No. of Recommendations: 1
I understood your plan. Where we differ--and differences are what make a market--is that I consider withdrawing to pay for incidentals, whether currently or accumulated into a single larger withdrawal, being money no longer available for use on major expenses, to be suboptimal.
It is all the same money, right? Let's say you retire early (which I mostly did, with some addition earned income), in that case ACA subsidies are based on MAGI which includes IRA/401k withdrawals, Social Security, capital gains, interest and dividends, and Roth conversions, but does NOT include HSA withdrawals. So having available HSA dollars from incidentals can save many thousands in taxes/lost subsidies.
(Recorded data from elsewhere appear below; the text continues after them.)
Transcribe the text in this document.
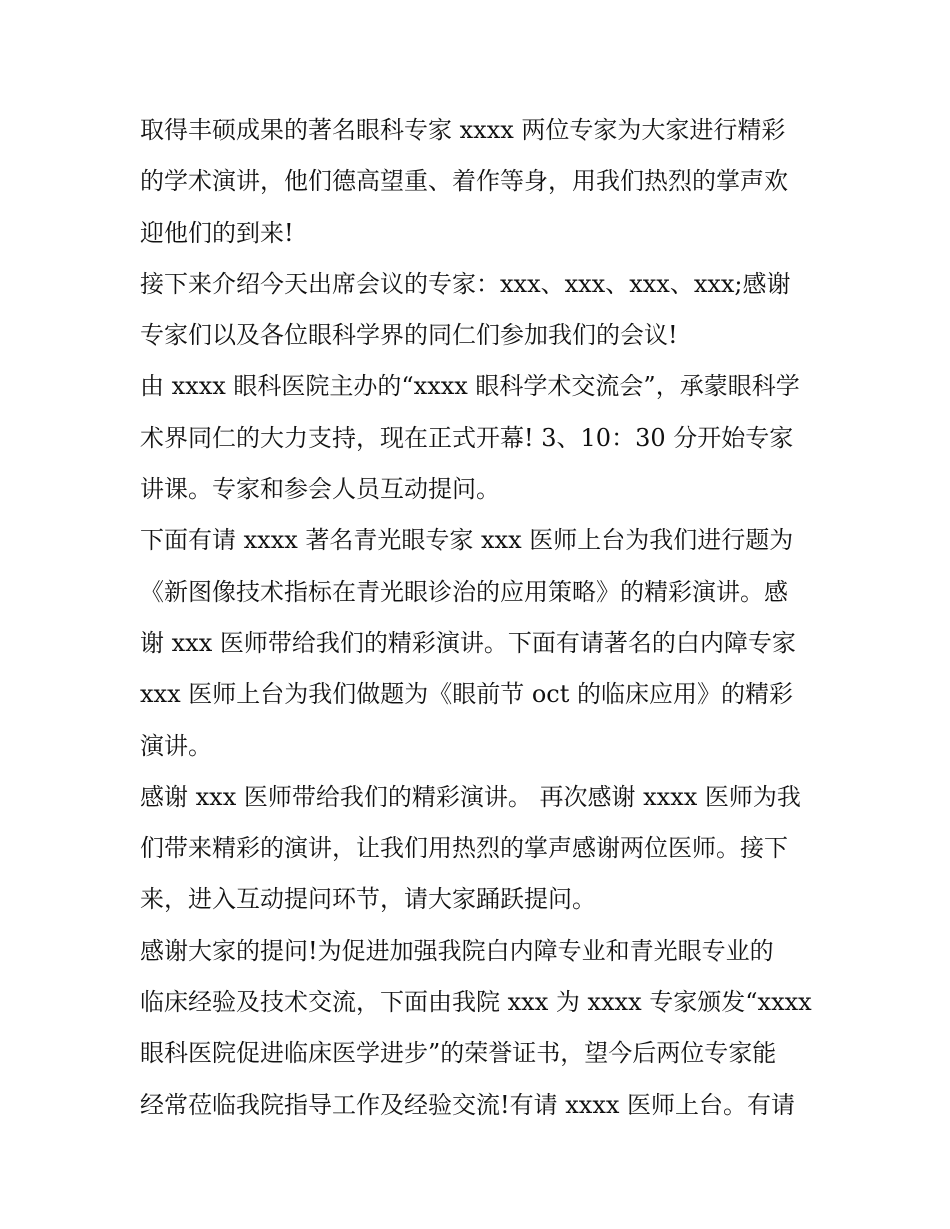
取得丰硕成果的著名眼科专家 xxxx 两位专家为大家进行精彩
的学术演讲，他们德高望重、着作等身，用我们热烈的掌声欢
迎他们的到来!
接下来介绍今天出席会议的专家：xxx、xxx、xxx、xxx;感谢
专家们以及各位眼科学界的同仁们参加我们的会议!
由 xxxx 眼科医院主办的“xxxx 眼科学术交流会”，承蒙眼科学
术界同仁的大力支持，现在正式开幕! 3、10：30 分开始专家
讲课。专家和参会人员互动提问。
下面有请 xxxx 著名青光眼专家 xxx 医师上台为我们进行题为
《新图像技术指标在青光眼诊治的应用策略》的精彩演讲。感
谢 xxx 医师带给我们的精彩演讲。下面有请著名的白内障专家
xxx 医师上台为我们做题为《眼前节 oct 的临床应用》的精彩
演讲。
感谢 xxx 医师带给我们的精彩演讲。 再次感谢 xxxx 医师为我
们带来精彩的演讲，让我们用热烈的掌声感谢两位医师。接下
来，进入互动提问环节，请大家踊跃提问。
感谢大家的提问!为促进加强我院白内障专业和青光眼专业的
临床经验及技术交流，下面由我院 xxx 为 xxxx 专家颁发“xxxx
眼科医院促进临床医学进步”的荣誉证书，望今后两位专家能
经常莅临我院指导工作及经验交流!有请 xxxx 医师上台。有请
That means I have more money for major expenses, not less.
Similarly, HSA withdrawals from incidentals don’t trigger NIIT and importantly do not affect IRMAA. Again, potentially saving many thousands in taxes. HSA withdrawals also don't trigger Social Security taxes up to 85% of SS if you exceed "provisional income."
It gets better. Many retirees live on capital gains. HSA withdrawals from incidentals don't affect capital gains tax brackets.
Then to your point about major expenses, under the ACA the maximum out of pocket (if I understand the rules correctly) is $17,000. I'm not Medicare-eligible so I haven't looked deeply into the rules, but if you have a Medigap plan the OPP is $7,450, but there might be drug costs above that, I don't know. So that's about as big as the major expenses are. Anything more than that is gravy.
But bottom line, it is all the same money. The IRS doesn't care if I use the HSA to pay for a trip to Aruba or for colonoscopy. The major medical expenses in retirement are more or less capped.